Indian Airlines Flight 171 was a scheduled domestic passenger flight operated by a Sud Aviation Caravelle that crashed while attempting an emergency landing at Bombay Airport (now Chhatrapati Shivaji Maharaj International Airport) on 12 October 1976 after suffering an uncontained engine failure, killing all 95 people on board. Metal fatigue in the No. 2 engine's 10th stage high-pressure compressor disk had caused it to disintegrate. The resulting fragments severed fuel lines, causing fuel to leak into the engine and ignite, producing an uncontrolled fire that eventually affected control surfaces, leading to a loss of control.

==Accident==
Flight 171 was a scheduled domestic passenger flight from Bombay (now Mumbai) to Madras (now Chennai).
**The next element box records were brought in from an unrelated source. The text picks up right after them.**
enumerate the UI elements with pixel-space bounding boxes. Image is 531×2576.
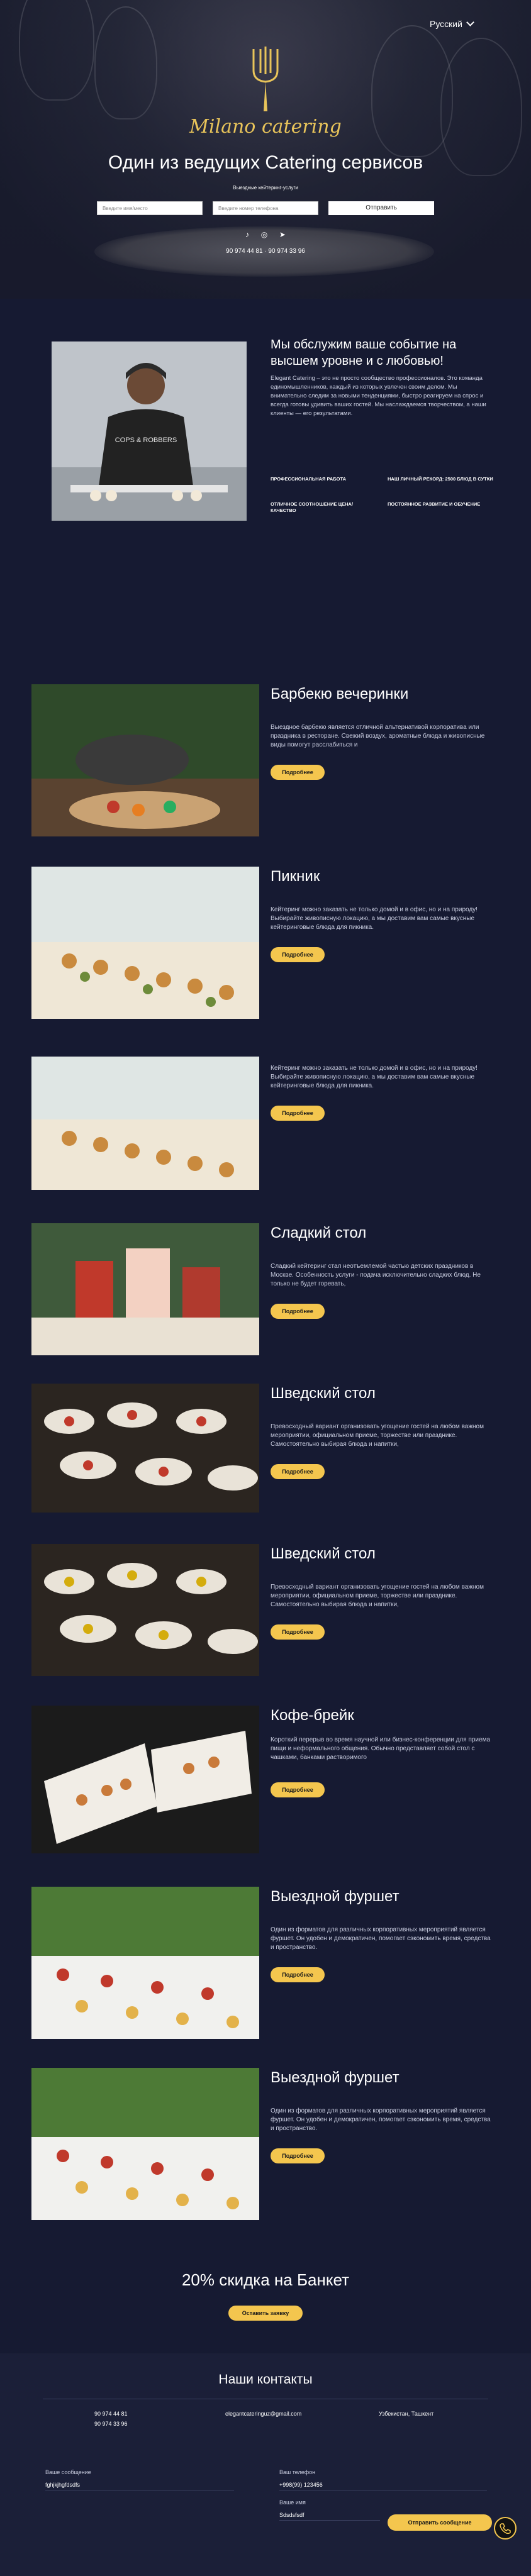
- service-title: Сладкий стол: [271, 1224, 367, 1241]
- service-image-picnic: [31, 867, 259, 1019]
- phone-icon: [500, 2523, 511, 2534]
- feature-item: НАШ ЛИЧНЫЙ РЕКОРД: 2500 БЛЮД В СУТКИ: [388, 476, 493, 482]
- name-input[interactable]: Введите имя/место: [97, 201, 203, 215]
- service-image-picnic: [31, 1057, 259, 1209]
- brand-logo[interactable]: Milano catering: [182, 45, 349, 146]
- details-button[interactable]: Подробнее: [271, 765, 325, 780]
- service-description: Короткий перерыв во время научной или би…: [271, 1736, 491, 1761]
- service-title: Шведский стол: [271, 1385, 376, 1402]
- service-title: Пикник: [271, 868, 320, 885]
- discount-title: 20% скидка на Банкет: [181, 2270, 350, 2289]
- service-title: Шведский стол: [271, 1545, 376, 1562]
- chevron-down-icon: [466, 18, 474, 26]
- hero-section: Русский Milano catering Один из ведущих …: [0, 0, 531, 299]
- service-title: Выездной фуршет: [271, 2069, 400, 2086]
- feature-item: ПРОФЕССИОНАЛЬНАЯ РАБОТА: [271, 476, 346, 482]
- send-button[interactable]: Отправить: [328, 201, 434, 215]
- request-button[interactable]: Оставить заявку: [228, 2306, 303, 2321]
- details-button[interactable]: Подробнее: [271, 1106, 325, 1121]
- service-description: Кейтеринг можно заказать не только домой…: [271, 906, 478, 931]
- service-image-buffet: [31, 1544, 259, 1696]
- service-card: Кейтеринг можно заказать не только домой…: [0, 1057, 531, 1217]
- details-button[interactable]: Подробнее: [271, 1967, 325, 1982]
- chef-photo: COPS & ROBBERS: [52, 341, 247, 521]
- phone-label: Ваш телефон: [279, 2469, 316, 2475]
- service-card: Шведский стол Превосходный вариант орган…: [0, 1544, 531, 1704]
- contact-phone[interactable]: 90 974 44 81: [94, 2409, 128, 2419]
- service-image-outdoor-buffet: [31, 2068, 259, 2220]
- details-button[interactable]: Подробнее: [271, 947, 325, 962]
- contacts-section: Наши контакты 90 974 44 81 90 974 33 96 …: [0, 2353, 531, 2576]
- service-description: Сладкий кейтеринг стал неотъемлемой част…: [271, 1263, 481, 1287]
- social-links: ♪ ◎ ➤: [245, 230, 286, 239]
- contact-address: Узбекистан, Ташкент: [379, 2411, 434, 2417]
- instagram-icon[interactable]: ◎: [261, 230, 267, 239]
- service-image-outdoor-buffet: [31, 1887, 259, 2039]
- chat-button[interactable]: [494, 2517, 517, 2540]
- contact-email[interactable]: elegantcateringuz@gmail.com: [225, 2409, 301, 2419]
- tiktok-icon[interactable]: ♪: [245, 230, 249, 239]
- about-text: Elegant Catering – это не просто сообщес…: [271, 375, 486, 417]
- details-button[interactable]: Подробнее: [271, 2148, 325, 2163]
- phone-input[interactable]: Введите номер телефона: [213, 201, 318, 215]
- svg-text:COPS & ROBBERS: COPS & ROBBERS: [115, 436, 177, 444]
- brand-name: Milano catering: [189, 116, 342, 138]
- service-description: Кейтеринг можно заказать не только домой…: [271, 1065, 478, 1089]
- service-description: Выездное барбекю является отличной альте…: [271, 724, 485, 748]
- service-image-sweet-table: [31, 1223, 259, 1375]
- details-button[interactable]: Подробнее: [271, 1782, 325, 1797]
- service-card: Выездной фуршет Один из форматов для раз…: [0, 1887, 531, 2047]
- service-image-coffee-break: [31, 1706, 259, 1858]
- service-image-buffet: [31, 1384, 259, 1536]
- service-description: Превосходный вариант организовать угощен…: [271, 1584, 484, 1608]
- fork-crown-icon: [252, 47, 279, 111]
- feature-item: ОТЛИЧНОЕ СООТНОШЕНИЕ ЦЕНА/КАЧЕСТВО: [271, 501, 354, 513]
- language-select[interactable]: Русский: [430, 18, 474, 29]
- message-field[interactable]: fghjkjhgfdsdfs: [45, 2482, 234, 2490]
- telegram-icon[interactable]: ➤: [279, 230, 286, 239]
- service-card: Барбекю вечеринки Выездное барбекю являе…: [0, 684, 531, 845]
- contacts-title: Наши контакты: [218, 2372, 313, 2387]
- hero-subtitle: Выездные кейтеринг-услуги: [233, 185, 298, 191]
- service-title: Выездной фуршет: [271, 1888, 400, 1905]
- phone-field[interactable]: +998(99) 123456: [279, 2482, 487, 2490]
- service-card: Сладкий стол Сладкий кейтеринг стал неот…: [0, 1223, 531, 1384]
- message-label: Ваше сообщение: [45, 2469, 91, 2475]
- service-title: Кофе-брейк: [271, 1707, 354, 1724]
- language-label: Русский: [430, 19, 462, 29]
- service-card: Пикник Кейтеринг можно заказать не тольк…: [0, 867, 531, 1027]
- service-card: Кофе-брейк Короткий перерыв во время нау…: [0, 1706, 531, 1866]
- service-description: Один из форматов для различных корпорати…: [271, 2107, 491, 2132]
- about-section: COPS & ROBBERS Мы обслужим ваше событие …: [0, 299, 531, 614]
- details-button[interactable]: Подробнее: [271, 1304, 325, 1319]
- details-button[interactable]: Подробнее: [271, 1624, 325, 1640]
- send-message-button[interactable]: Отправить сообщение: [388, 2514, 492, 2531]
- service-description: Превосходный вариант организовать угощен…: [271, 1423, 484, 1448]
- service-description: Один из форматов для различных корпорати…: [271, 1926, 491, 1951]
- about-title: Мы обслужим ваше событие на высшем уровн…: [271, 338, 457, 368]
- name-field[interactable]: Sdsdsfsdf: [279, 2512, 380, 2521]
- name-label: Ваше имя: [279, 2499, 306, 2506]
- contact-phone[interactable]: 90 974 33 96: [94, 2419, 128, 2429]
- details-button[interactable]: Подробнее: [271, 1464, 325, 1479]
- service-card: Выездной фуршет Один из форматов для раз…: [0, 2068, 531, 2228]
- service-card: Шведский стол Превосходный вариант орган…: [0, 1384, 531, 1544]
- header-phones[interactable]: 90 974 44 81 · 90 974 33 96: [0, 248, 531, 255]
- service-title: Барбекю вечеринки: [271, 686, 409, 702]
- page-title: Один из ведущих Catering сервисов: [108, 152, 423, 173]
- service-image-bbq: [31, 684, 259, 836]
- feature-item: ПОСТОЯННОЕ РАЗВИТИЕ И ОБУЧЕНИЕ: [388, 501, 481, 507]
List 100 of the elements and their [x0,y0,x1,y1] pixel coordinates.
A Boeing aircraft was originally supposed to make the flight but it developed engine trouble and was replaced with a Sud Aviation Caravelle. Shortly after takeoff from runway 27, Flight 171 suffered a No. 2 engine failure. The crew of Flight 171 immediately turned back to attempt an emergency landing on Bombay Airport's runway 09. With its undercarriage down, approximately 1000 yd from the end of the runway, and while at an altitude of 300 ft, the aircraft suffered a loss of control and plummeted into the ground. Everyone on board Flight 171 perished in the accident.

==Cause==
A fatigue crack in the tenth stage compressor disc caused a power plant failure which was followed by the bursting of the compressor casing and the cutting of fuel lines that spanned the structure. This caused an intense in-flight fire in the engine bay. It is believed the fire consumed the Caravelle's supply of hydraulic fluid and this was the cause of the aircraft going out of control.

==Notable victims==

- R. Ponnappan Nadar (b.1921/1923) – politician and lawyer from Indian National Congress (INC); former Member of Tamil Nadu Legislative Assembly, representing Vilavancode constituency.
- Rani Chandra (born 1949) – Malayalam-Tamil actress and model.
- Jimmy Mehta (b.1914/1915), tennis player who appeared in Davis Cup and Wimbledon in 1947.